Résilience et efficacité : les illusions de la relocalisation
Au-delà des coûts économiques directs, l’OCDE remet en question l’efficacité même de la relocalisation pour renforcer la résilience des économies. Les calculs de l’organisation suggèrent qu’une économie avec des chaînes de production relocalisées « n’est pas plus résistante aux chocs en terme de stabilité du PIB, de production et de consommation » qu’une économie dont les chaînes sont mondialement disséminées.

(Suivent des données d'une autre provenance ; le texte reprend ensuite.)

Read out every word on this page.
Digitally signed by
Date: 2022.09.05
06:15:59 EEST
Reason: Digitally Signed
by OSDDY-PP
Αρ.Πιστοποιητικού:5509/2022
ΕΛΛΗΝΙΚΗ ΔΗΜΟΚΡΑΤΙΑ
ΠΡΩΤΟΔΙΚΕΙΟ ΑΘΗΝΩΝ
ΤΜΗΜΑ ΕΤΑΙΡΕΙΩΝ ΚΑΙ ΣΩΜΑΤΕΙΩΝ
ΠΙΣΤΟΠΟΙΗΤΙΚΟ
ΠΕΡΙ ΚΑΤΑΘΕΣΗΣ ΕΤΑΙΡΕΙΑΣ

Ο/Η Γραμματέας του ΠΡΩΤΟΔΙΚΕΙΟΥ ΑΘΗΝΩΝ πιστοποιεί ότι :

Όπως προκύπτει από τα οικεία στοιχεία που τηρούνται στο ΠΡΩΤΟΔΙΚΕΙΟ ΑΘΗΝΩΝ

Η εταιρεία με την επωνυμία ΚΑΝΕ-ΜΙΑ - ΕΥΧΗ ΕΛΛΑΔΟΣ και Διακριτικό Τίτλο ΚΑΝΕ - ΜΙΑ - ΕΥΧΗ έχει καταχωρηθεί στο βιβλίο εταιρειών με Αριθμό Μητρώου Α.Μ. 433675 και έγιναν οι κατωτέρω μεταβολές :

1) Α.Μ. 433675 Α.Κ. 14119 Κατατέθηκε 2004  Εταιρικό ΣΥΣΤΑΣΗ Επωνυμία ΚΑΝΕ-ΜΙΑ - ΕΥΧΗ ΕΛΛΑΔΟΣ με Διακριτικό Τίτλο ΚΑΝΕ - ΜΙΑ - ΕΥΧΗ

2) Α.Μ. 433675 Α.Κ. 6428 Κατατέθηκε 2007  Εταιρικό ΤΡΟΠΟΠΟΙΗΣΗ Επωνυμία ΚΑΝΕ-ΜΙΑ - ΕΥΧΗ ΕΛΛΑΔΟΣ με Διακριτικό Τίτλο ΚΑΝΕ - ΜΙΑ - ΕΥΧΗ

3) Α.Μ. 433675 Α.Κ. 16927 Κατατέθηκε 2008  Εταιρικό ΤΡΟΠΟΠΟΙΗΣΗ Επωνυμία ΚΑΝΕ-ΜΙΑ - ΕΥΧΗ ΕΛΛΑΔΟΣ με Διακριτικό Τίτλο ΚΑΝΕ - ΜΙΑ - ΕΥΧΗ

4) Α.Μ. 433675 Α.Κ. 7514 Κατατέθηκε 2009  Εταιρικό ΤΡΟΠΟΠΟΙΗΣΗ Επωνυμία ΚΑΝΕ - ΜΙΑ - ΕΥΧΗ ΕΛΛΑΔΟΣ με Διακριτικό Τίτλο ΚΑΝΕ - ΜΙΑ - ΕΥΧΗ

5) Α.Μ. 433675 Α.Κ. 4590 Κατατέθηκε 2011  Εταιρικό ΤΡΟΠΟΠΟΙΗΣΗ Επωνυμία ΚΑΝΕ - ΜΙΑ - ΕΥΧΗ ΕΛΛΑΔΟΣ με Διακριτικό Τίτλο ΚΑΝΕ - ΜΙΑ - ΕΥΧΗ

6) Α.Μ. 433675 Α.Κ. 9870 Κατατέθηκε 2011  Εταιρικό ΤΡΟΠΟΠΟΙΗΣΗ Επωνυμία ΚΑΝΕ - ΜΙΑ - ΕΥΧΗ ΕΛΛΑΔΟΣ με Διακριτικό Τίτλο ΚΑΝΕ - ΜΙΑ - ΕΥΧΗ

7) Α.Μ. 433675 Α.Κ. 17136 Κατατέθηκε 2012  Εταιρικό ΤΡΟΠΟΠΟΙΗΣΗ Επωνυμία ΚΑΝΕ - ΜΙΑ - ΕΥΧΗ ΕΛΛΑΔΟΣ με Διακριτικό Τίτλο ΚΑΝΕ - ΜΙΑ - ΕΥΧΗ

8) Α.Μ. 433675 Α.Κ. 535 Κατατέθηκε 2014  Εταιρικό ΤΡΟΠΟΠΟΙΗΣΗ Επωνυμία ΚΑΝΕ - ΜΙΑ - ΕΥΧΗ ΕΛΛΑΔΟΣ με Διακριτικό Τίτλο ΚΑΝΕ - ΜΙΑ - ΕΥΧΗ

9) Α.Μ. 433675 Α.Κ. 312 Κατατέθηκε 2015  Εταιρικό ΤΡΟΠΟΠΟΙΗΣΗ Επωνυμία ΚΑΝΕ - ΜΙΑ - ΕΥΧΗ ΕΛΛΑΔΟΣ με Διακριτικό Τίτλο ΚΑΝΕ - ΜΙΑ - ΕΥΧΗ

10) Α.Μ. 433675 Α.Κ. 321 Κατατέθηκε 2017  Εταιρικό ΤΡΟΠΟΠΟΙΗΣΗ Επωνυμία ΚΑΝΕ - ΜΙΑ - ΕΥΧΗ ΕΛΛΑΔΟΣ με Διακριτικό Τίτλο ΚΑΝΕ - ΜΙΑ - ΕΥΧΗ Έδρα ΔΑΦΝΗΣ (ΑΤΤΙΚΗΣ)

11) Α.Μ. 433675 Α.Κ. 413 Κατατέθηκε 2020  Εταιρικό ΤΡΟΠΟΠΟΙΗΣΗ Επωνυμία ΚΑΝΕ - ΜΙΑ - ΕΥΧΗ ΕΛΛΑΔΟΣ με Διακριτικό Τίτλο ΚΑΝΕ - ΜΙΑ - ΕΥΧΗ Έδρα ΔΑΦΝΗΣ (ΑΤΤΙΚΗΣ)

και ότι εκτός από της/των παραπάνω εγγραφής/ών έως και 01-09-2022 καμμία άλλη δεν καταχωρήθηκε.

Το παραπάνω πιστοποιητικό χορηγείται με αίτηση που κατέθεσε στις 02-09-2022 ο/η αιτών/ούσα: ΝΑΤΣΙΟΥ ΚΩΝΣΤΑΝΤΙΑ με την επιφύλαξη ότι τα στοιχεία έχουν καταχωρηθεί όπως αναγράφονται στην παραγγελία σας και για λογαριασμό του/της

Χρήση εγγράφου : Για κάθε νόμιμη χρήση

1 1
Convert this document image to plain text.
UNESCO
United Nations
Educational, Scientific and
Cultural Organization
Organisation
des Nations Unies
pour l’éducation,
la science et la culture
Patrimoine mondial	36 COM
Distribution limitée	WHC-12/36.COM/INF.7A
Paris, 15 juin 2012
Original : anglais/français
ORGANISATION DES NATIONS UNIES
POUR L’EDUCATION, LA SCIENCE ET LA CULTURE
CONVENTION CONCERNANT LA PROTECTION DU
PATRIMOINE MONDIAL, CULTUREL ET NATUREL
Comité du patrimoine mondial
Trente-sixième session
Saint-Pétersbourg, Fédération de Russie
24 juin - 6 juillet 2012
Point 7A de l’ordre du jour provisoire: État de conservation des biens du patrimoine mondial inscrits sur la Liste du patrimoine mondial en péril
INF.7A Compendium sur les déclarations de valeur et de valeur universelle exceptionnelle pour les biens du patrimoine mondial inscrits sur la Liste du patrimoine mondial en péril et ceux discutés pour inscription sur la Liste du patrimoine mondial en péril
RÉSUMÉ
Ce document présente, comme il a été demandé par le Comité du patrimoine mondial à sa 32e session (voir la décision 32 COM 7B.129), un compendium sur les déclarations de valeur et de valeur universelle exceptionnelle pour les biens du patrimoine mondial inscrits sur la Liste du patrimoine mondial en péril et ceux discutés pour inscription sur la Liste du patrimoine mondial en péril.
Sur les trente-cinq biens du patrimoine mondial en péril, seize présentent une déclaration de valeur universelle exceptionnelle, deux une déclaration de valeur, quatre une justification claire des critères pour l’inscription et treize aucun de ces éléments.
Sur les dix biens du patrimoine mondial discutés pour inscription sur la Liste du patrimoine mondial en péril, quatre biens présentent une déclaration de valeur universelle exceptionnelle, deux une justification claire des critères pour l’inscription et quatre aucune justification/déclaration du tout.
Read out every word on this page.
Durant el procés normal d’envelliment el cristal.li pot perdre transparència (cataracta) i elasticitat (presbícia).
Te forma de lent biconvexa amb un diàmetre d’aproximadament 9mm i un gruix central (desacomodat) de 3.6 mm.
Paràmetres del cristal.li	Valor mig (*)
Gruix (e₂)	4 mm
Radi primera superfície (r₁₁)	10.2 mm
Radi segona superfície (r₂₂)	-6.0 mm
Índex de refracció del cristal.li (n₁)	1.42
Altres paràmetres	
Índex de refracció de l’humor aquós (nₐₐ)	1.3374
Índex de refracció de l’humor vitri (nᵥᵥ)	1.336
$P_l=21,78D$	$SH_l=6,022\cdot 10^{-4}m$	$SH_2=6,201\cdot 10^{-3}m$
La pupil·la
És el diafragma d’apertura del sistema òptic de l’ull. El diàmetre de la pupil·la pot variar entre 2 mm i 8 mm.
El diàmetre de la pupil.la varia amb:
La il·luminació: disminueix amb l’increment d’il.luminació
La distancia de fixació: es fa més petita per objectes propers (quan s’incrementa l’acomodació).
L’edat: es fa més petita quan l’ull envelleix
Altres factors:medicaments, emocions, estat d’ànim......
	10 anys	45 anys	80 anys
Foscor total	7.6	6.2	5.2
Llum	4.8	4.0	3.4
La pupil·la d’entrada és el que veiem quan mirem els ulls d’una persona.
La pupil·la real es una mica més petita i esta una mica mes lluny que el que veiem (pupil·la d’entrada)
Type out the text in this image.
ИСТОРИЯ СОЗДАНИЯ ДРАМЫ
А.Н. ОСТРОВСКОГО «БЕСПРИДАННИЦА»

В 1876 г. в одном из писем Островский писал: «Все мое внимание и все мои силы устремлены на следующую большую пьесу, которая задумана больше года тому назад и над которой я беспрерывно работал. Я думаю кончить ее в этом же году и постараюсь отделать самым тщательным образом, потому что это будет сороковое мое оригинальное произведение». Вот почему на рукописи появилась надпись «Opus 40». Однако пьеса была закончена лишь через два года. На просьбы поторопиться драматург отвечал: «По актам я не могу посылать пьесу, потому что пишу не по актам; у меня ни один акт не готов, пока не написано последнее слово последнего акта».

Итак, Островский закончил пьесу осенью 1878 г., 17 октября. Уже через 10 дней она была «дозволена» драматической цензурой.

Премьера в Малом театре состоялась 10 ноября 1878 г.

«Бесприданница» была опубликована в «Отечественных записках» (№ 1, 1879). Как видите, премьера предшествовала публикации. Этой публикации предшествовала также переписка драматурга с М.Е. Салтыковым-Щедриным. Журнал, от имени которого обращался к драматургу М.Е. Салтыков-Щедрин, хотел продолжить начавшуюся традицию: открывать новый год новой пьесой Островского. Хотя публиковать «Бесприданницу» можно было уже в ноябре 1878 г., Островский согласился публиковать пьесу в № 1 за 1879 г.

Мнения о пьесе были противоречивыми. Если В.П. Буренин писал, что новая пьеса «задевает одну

Cette observation contredit l’idée reçue selon laquelle un retour à une production plus localisée offrirait une meilleure protection contre les perturbations. L’éclatement des chaînes de production, caractéristique de la mondialisation des dernières décennies, a permis de réduire la pauvreté mondiale grâce à la spécialisation et à l’optimisation des coûts, rappelle l’OCDE, ardente promotrice du libre-échange.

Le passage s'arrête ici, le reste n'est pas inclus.